Louis nodded. "I'll draw a bath and prepare some tea," she said cheerfully as they stepped through the ornate gate and into the flowery garden courtyard leading up to her family manor.

"Thank you, Louis. That sounds wonderful," she sighed.

When the knight had left the chamber, Rean sat in silence for a while. Finally, he tapped his hand against a letter before him. "This war has made us a fine hero, hasn't it?" he mused.

"Indeed," Lekshan agreed, shifting in his chair. "But only a hero that dies in glorious battle is forever."

On this, they could all agree.


When the dinner had been consumed, Hugo and Sergeant Joe stood alone outside of the tent, watching the glowing moon in the night sky. Hugo held in his hand the rolled piece of vellum containing the message that his mother had written to the Zexen leaders.

"Sergeant," he said, "do you think that there can ever be peace between the clans and the ironheads?"

Sergeant Joe patted a feathered hand against his bulging stomach, quacking in contentment. "Who knows, lad. Nothing lasts forever. Let's hope that this truce holds for at least a generation."

Hugo stared at the message, suddenly feeling the weight of the assignment he had been given. By delivering this message, good or bad, he could help dictate the future of the Grasslands. His mother's life had been torn by war; in the Grasslands, and in the Dunan Republic, which felt so distant. She had fought bravely, but suffered defeat after defeat. The Karayans were proud, but was pride enough to survive in this world? The ironheads had never treated his people with fairness; he could not imagine that they would begin now.
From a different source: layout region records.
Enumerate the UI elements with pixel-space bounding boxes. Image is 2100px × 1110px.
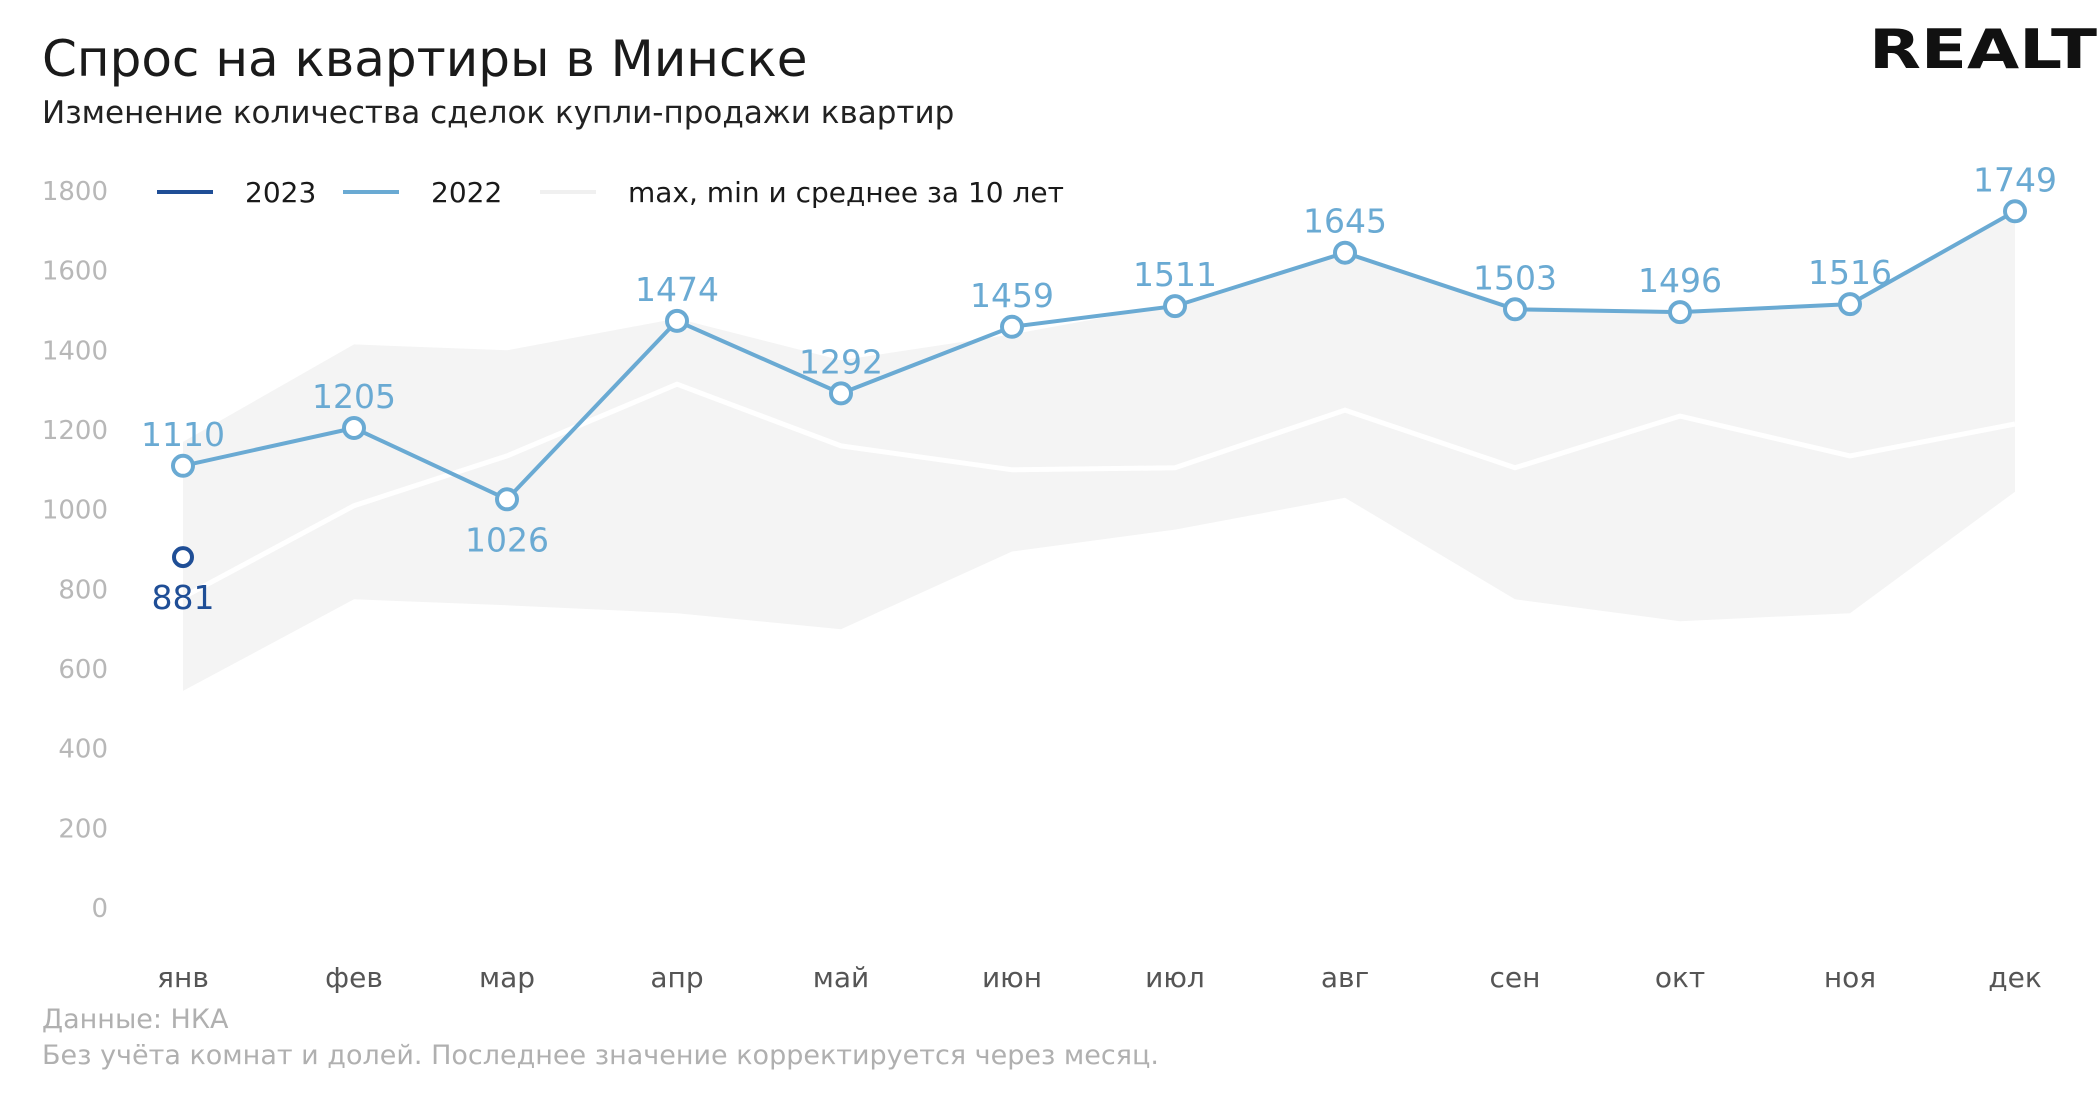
series-2022-value-label: 1026 [465,520,549,559]
y-tick-label: 200 [58,814,108,844]
y-tick-label: 1400 [42,336,108,366]
x-tick-label: фев [325,961,383,994]
x-tick-label: май [813,961,869,994]
data-source: Данные: НКА [42,1004,229,1035]
series-2022-point [342,416,366,440]
series-layer [171,199,2027,569]
series-2022-point [1000,314,1024,339]
x-tick-label: апр [650,961,703,994]
legend: 2023 2022 max, min и среднее за 10 лет [157,176,1064,209]
realt-logo: REALT [1869,18,2097,81]
series-2022-value-label: 1110 [141,415,225,454]
y-tick-label: 0 [91,894,108,924]
legend-item: 2022 [343,176,502,209]
x-tick-label: сен [1490,961,1541,994]
band-layer [181,210,2016,691]
x-tick-label: июл [1145,961,1205,994]
series-2022-point [1163,294,1187,319]
series-2022-value-label: 1474 [635,270,719,309]
series-2022-value-label: 1503 [1473,258,1557,297]
footnote: Без учёта комнат и долей. Последнее знач… [42,1040,1159,1071]
series-2022-point [1668,300,1692,325]
ten-year-average-line [181,381,2016,600]
x-tick-label: мар [479,961,535,994]
x-tick-label: окт [1655,961,1705,994]
x-tick-label: авг [1321,961,1369,994]
data-labels: 1110 1205 1026 1474 1292 1459 1511 1645 1503 1496… [141,160,2057,617]
y-tick-label: 600 [58,655,108,685]
series-2022-point [495,487,519,512]
y-tick-label: 1800 [42,177,108,207]
series-2022-point [829,381,853,406]
x-tick-label: июн [982,961,1042,994]
series-2022-point [1333,240,1357,265]
series-2022-value-label: 1496 [1638,261,1722,300]
legend-item: max, min и среднее за 10 лет [540,176,1064,209]
legend-label: 2023 [245,176,316,209]
series-2022-point [171,453,195,478]
realt-logo-text: REALT [1869,18,2097,81]
series-2022-value-label: 1292 [799,342,883,381]
series-2022-value-label: 1205 [312,377,396,416]
y-tick-label: 800 [58,575,108,605]
series-2023-value-label: 881 [152,578,215,617]
x-tick-label: ноя [1824,961,1876,994]
series-2022-line [182,209,2016,502]
chart-subtitle: Изменение количества сделок купли-продаж… [42,95,955,131]
series-2023-point [172,546,194,569]
x-tick-label: янв [157,961,209,994]
legend-item: 2023 [157,176,316,209]
chart-title: Спрос на квартиры в Минске [42,30,808,88]
series-2022-point [665,308,689,333]
legend-label: max, min и среднее за 10 лет [628,176,1064,209]
series-2022-value-label: 1516 [1808,253,1892,292]
y-tick-label: 1000 [42,496,108,526]
series-2022-value-label: 1749 [1973,160,2057,199]
y-tick-label: 1600 [42,257,108,287]
legend-label: 2022 [431,176,502,209]
series-2022-value-label: 1459 [970,276,1054,315]
range-band-area [183,210,2015,691]
chart-area: 0 200 400 600 800 1000 1200 1400 1600 1800 янв фев… [42,160,2057,994]
series-2022-point [2003,199,2027,224]
series-2022-value-label: 1511 [1133,255,1217,294]
y-axis: 0 200 400 600 800 1000 1200 1400 1600 1800 [42,177,108,924]
series-2022-point [1503,297,1527,322]
y-tick-label: 1200 [42,416,108,446]
x-axis: янв фев мар апр май июн июл авг сен окт ноя дек [157,961,2042,994]
series-2022-value-label: 1645 [1303,202,1387,241]
series-2022-point [1838,292,1862,317]
x-tick-label: дек [1988,961,2042,994]
y-tick-label: 400 [58,735,108,765]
Still, though he was raised a warrior, he knew nothing of war. On that eve, he felt that his heart was resolved.

With his own hands, he would grasp for peace, but prepare for battle.
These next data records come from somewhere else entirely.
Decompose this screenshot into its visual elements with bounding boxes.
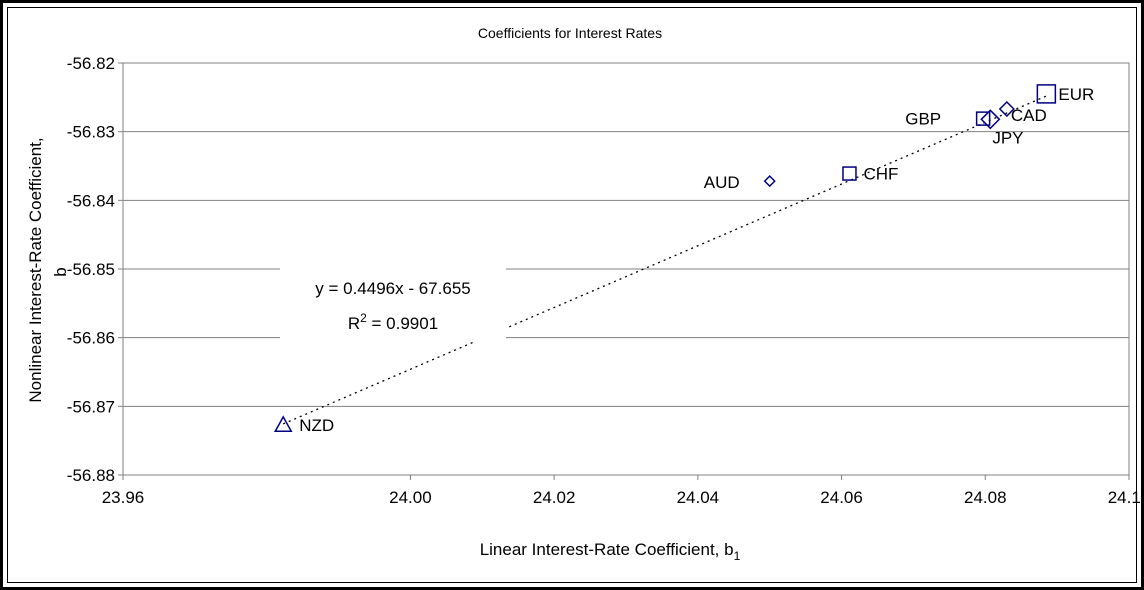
trendline-label-box [280,268,506,342]
y-axis-title: Nonlinear Interest-Rate Coefficient, [26,137,45,402]
point-nzd-label: NZD [299,416,334,435]
y-tick-label: -56.87 [67,397,115,416]
x-tick-label: 24.06 [820,488,863,507]
chart-area-border [7,7,1137,583]
trendline [282,95,1047,425]
point-chf-label: CHF [863,165,898,184]
point-eur-label: EUR [1058,85,1094,104]
point-nzd [273,415,293,433]
chart-title: Coefficients for Interest Rates [478,25,662,41]
x-tick-label: 24.02 [533,488,576,507]
point-gbp-label: GBP [905,110,941,129]
x-tick-label: 23.96 [102,488,145,507]
point-eur [1036,84,1057,104]
x-tick-label: 24.08 [964,488,1007,507]
trendline-r2: R2 = 0.9901 [348,311,438,333]
y-axis-ticks: -56.82 -56.83 -56.84 -56.85 -56.86 -56.87 -56.… [67,54,123,485]
point-cad-label: CAD [1011,106,1047,125]
x-axis-ticks: 23.96 24.00 24.02 24.04 24.06 24.08 24.10 [102,475,1144,507]
point-chf [842,166,857,181]
point-cad [998,100,1015,118]
x-tick-label: 24.10 [1108,488,1144,507]
point-gbp [975,111,991,126]
y-tick-label: -56.86 [67,329,115,348]
point-aud [763,175,776,188]
x-axis-title: Linear Interest-Rate Coefficient, b1 [480,540,741,563]
trendline-equation: y = 0.4496x - 67.655 [315,279,470,298]
y-tick-label: -56.83 [67,123,115,142]
point-jpy-label: JPY [992,128,1023,147]
y-tick-label: -56.88 [67,466,115,485]
x-tick-label: 24.04 [677,488,720,507]
point-aud-label: AUD [704,173,740,192]
x-tick-label: 24.00 [389,488,432,507]
data-points: EUR CAD JPY GBP CHF AUD NZD [273,84,1094,435]
y-tick-label: -56.82 [67,54,115,73]
y-tick-label: -56.84 [67,191,115,210]
y-tick-label: -56.85 [67,260,115,279]
y-axis-title-symbol: b [51,267,70,276]
point-jpy [980,109,1001,130]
Author's Notes: Thanks for reading, and suffering through the prologue, for which I found no better way of entertaining you. Hopefully, the next part will be better. You will probably notice that it's sticking very true to the game so far. I just wanted to setup the plot and remind those who don't have encyclopedic knowledge of the game about what's going on. Expect more changes later on.